Les adultes de P. major, de couleur bleu foncé-noir et mesurant environ 1 mm de long par 0,7 à 0,8 mm de large (la taille d'une tête d'épingle), possèdent huit pattes rouge-orangé. Une marque rouge caractéristique sur le dos les différencie de Halotydeus destructor (Tucker), autre Penthaleidae ravageur important. Les adultes de Penthalodes ovalis, à peine plus petits, ont également une couleur très foncée et des pattes rouge-orangé (photos p. 42). Les deux espèces sont visibles à l'oeil nu sur les plantes.
Dégâts avérés de P. major
Les individus de P. major occasionnent, sur les plantules et les plantes sous abri, des dégâts qui s'étendent d'année en année. Ils ne se manifestent pas par un jaunissement de la plante (ce qui est le cas de la plupart des acariens ravageurs), mais par un aspect plombé des feuilles et un nanisme des plantes. Les dommages typiques sont des plages argentées ou blanchâtres sur le feuillage. Les acariens utilisent leurs pièces buccales adaptées pour lacérer les tissus foliaires des plantes et aspirer la sève. Cette destruction des cellules et de la cuticule favorise la dessiccation, retarde la photosynthèse et produit une argenture caractéristique mais souvent confondue avec des dégâts de gel.

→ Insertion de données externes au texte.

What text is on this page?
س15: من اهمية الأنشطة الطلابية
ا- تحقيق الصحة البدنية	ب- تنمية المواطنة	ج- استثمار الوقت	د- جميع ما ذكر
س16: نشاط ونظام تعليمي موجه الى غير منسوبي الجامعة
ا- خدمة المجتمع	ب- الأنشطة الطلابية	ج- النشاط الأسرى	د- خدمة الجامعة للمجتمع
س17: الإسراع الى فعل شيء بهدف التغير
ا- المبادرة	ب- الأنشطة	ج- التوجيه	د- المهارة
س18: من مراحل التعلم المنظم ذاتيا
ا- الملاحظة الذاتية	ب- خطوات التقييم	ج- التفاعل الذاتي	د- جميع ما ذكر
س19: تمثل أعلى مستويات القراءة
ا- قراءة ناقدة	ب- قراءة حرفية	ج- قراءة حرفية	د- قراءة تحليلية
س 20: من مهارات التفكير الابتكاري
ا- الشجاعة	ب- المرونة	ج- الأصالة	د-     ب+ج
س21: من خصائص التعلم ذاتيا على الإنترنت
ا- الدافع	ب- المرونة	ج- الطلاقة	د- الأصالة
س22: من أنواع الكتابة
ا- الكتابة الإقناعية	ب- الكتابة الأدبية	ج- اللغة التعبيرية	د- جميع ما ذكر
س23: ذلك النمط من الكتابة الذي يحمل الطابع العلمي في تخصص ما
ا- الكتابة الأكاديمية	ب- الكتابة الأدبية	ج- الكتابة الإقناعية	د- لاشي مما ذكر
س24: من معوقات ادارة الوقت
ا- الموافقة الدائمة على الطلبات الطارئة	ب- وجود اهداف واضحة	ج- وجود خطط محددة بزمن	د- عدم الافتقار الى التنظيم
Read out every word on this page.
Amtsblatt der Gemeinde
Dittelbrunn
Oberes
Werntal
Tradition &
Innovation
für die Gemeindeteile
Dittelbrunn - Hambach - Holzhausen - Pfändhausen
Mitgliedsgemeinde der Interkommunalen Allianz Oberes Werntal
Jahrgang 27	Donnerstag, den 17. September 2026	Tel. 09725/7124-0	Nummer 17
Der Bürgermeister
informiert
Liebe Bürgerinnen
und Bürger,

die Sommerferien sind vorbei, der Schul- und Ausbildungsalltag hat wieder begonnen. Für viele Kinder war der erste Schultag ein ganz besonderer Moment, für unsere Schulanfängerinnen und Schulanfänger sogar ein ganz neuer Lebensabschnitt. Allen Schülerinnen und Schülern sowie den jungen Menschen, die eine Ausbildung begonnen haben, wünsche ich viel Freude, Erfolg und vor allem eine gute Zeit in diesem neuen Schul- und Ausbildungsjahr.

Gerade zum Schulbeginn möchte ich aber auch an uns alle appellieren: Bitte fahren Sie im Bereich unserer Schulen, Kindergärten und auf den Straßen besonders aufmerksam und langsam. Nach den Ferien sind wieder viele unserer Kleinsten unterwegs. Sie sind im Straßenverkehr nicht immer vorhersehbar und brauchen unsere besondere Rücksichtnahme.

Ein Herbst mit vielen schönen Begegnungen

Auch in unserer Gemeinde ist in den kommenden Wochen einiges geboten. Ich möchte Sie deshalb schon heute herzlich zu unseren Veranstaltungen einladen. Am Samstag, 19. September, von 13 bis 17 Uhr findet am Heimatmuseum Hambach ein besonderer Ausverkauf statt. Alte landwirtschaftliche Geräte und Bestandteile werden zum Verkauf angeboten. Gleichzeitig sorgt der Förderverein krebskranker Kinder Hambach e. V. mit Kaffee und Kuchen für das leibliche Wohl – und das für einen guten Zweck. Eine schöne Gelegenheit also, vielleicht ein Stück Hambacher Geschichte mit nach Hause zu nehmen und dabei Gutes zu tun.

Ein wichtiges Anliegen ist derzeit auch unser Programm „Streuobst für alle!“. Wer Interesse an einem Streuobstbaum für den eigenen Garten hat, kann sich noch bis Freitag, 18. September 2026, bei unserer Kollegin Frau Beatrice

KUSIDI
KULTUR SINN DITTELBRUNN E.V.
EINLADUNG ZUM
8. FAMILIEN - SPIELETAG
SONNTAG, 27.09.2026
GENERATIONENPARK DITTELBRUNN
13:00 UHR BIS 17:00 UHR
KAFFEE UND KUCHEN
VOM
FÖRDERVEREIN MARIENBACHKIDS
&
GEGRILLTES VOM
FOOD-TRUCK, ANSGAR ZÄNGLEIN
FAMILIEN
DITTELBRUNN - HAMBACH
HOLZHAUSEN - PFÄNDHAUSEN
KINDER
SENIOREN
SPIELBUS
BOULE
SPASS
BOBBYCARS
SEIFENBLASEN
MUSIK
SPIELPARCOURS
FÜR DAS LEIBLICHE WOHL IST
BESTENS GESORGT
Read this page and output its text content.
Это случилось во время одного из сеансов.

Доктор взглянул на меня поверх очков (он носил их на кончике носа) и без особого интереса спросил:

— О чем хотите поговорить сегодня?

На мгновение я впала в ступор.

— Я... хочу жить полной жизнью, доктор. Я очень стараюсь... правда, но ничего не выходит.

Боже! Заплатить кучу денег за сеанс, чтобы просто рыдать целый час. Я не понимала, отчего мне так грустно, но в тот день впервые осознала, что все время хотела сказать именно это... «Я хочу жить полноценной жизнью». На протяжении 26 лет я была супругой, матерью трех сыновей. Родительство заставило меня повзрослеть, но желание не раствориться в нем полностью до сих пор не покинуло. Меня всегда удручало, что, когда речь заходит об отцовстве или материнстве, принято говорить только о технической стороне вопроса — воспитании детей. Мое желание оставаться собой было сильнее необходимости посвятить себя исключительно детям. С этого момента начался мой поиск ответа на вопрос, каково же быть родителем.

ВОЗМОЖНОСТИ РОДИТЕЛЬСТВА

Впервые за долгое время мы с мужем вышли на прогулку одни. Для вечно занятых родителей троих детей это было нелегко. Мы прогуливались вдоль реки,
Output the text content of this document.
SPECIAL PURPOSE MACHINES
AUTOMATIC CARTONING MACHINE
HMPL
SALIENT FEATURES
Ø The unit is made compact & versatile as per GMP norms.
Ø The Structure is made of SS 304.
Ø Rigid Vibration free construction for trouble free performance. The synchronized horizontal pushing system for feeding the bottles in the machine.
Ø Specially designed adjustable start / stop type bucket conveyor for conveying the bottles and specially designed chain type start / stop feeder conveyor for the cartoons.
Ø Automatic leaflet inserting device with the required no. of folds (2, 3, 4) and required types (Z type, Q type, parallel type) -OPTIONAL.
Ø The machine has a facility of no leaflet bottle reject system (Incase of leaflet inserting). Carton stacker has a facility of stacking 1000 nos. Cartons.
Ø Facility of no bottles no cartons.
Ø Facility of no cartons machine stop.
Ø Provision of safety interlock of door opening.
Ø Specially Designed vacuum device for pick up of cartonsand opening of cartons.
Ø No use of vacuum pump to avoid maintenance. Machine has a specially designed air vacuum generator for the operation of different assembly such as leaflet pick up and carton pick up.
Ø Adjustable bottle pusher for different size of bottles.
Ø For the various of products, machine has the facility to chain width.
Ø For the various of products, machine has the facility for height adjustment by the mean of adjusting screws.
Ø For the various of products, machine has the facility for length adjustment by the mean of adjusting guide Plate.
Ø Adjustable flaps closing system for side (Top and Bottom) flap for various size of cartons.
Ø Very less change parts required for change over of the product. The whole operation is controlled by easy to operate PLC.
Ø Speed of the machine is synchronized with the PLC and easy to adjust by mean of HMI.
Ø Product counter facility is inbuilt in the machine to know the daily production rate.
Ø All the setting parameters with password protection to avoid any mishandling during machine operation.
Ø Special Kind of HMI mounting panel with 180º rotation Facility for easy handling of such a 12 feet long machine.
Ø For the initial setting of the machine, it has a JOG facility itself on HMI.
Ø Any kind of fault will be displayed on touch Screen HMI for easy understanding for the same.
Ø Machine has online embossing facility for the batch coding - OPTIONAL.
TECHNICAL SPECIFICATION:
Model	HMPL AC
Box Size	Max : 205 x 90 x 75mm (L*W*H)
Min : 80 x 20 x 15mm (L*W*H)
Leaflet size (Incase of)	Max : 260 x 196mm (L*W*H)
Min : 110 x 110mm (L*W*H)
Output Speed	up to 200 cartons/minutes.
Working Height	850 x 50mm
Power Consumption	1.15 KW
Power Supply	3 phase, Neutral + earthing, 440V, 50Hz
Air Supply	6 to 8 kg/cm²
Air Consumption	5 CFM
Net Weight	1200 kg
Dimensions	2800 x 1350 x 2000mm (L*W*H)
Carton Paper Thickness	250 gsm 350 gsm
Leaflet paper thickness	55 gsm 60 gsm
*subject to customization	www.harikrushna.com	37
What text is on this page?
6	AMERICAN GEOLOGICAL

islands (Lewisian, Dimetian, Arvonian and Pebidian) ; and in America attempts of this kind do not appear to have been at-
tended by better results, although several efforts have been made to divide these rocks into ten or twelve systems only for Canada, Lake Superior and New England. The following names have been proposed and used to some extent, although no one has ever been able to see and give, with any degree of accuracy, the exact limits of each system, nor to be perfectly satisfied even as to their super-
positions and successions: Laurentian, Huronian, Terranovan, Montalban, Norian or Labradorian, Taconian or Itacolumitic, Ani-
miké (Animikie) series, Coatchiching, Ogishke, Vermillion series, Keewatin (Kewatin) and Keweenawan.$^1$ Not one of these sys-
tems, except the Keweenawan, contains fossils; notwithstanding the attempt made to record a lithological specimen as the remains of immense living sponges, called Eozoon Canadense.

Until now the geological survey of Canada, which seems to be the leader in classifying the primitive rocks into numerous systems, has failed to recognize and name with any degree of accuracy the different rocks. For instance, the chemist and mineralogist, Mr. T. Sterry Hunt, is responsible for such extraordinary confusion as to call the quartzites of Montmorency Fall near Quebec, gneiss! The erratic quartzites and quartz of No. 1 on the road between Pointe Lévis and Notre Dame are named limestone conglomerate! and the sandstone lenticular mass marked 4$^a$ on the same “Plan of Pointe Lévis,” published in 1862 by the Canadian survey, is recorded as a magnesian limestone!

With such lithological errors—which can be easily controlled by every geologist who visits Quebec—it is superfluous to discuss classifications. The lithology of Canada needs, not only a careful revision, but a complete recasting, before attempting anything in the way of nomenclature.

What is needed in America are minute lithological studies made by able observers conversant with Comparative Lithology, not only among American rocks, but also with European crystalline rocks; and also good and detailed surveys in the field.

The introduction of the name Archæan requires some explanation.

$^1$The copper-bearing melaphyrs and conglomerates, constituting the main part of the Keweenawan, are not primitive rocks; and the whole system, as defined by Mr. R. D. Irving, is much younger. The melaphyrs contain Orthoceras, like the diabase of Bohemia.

Les individus de P. major sont nuisibles l'hiver en période humide. En fonction des conditions, ils présentent deux à trois générations par saison, d'une durée de huit à dix semaines chacune.
La première génération émerge à l'automne à partir d'oeufs en diapause estivale, si le sol est suffisamment humide. L'acarien se reproduit par parthénogenèse. Les femelles déposent des oeufs sur les feuilles, tiges et racines des plantes ou sur la surface du sol.
Après l'éclosion, les acariens se nourrissent sur les feuilles tendres et cotylédons près du sol. Les adultes se nourrissent plus haut sur les plantes durant la nuit et, par temps nuageux ou froid, le jour. Dans la partie la plus chaude de la journée, ils tendent à se rassembler à la base des plantes, à l'abri dans les gaines foliaires, sous des débris ou le paillage. Ils cherchent l'humidité et la fraîcheur. Si le temps est chaud et sec, ils s'enfouissent dans le sol jusqu'à 8 à 12 cm de profondeur. Ils ne sont pas affectés par de grandes périodes d'humidité, de précipitations, de courtes périodes de gel ou un sol gelé jusqu'à 5-6 cm de profondeur.
Le pic de la première génération se situe entre décembre et janvier. La deuxième génération d'individus actifs arrive entre mars et avril. Les populations diminuent dès que les températures deviennent chaudes. L'été est passé en diapause et sous forme d'oeufs résistants à la dessiccation.
Les cultures favorables à P. major sont le radis, la laitue, les chicorées, le navet, l'épinard, la blette, la pomme de terre primeur et la mâche.
Statut de Penthalodes ovalis
Choisir entre deux hypothèses
Avec P. ovalis, nous sommes en présence d'un acarien nouveau pour les cultures mais qui semble avoir un aspect, une biologie et des cultures-hôtes très proches de P. major, sans, en revanche, provoquer de symptômes foliaires.
Il est donc très important et urgent de savoir si :
- soit les pullulations nouvellement observées de P. ovalis sur les radis et les laitues sont uniquement le fruit du hasard ou accidentelles, liées à l'utilisation de certains substrats ou amendements par exemple, les acariens ayant utilisé les plantes uniquement comme habitats ou supports sans être les responsables des dommages ;
- soit ces acariens consomment régulièrement les laitues et radis et sont devenus récemment de véritables ravageurs dans ces cultures.
Des travaux conduits actuellement par le CDDM devraient permettre de préciser rapidement le statut exact de cette espèce.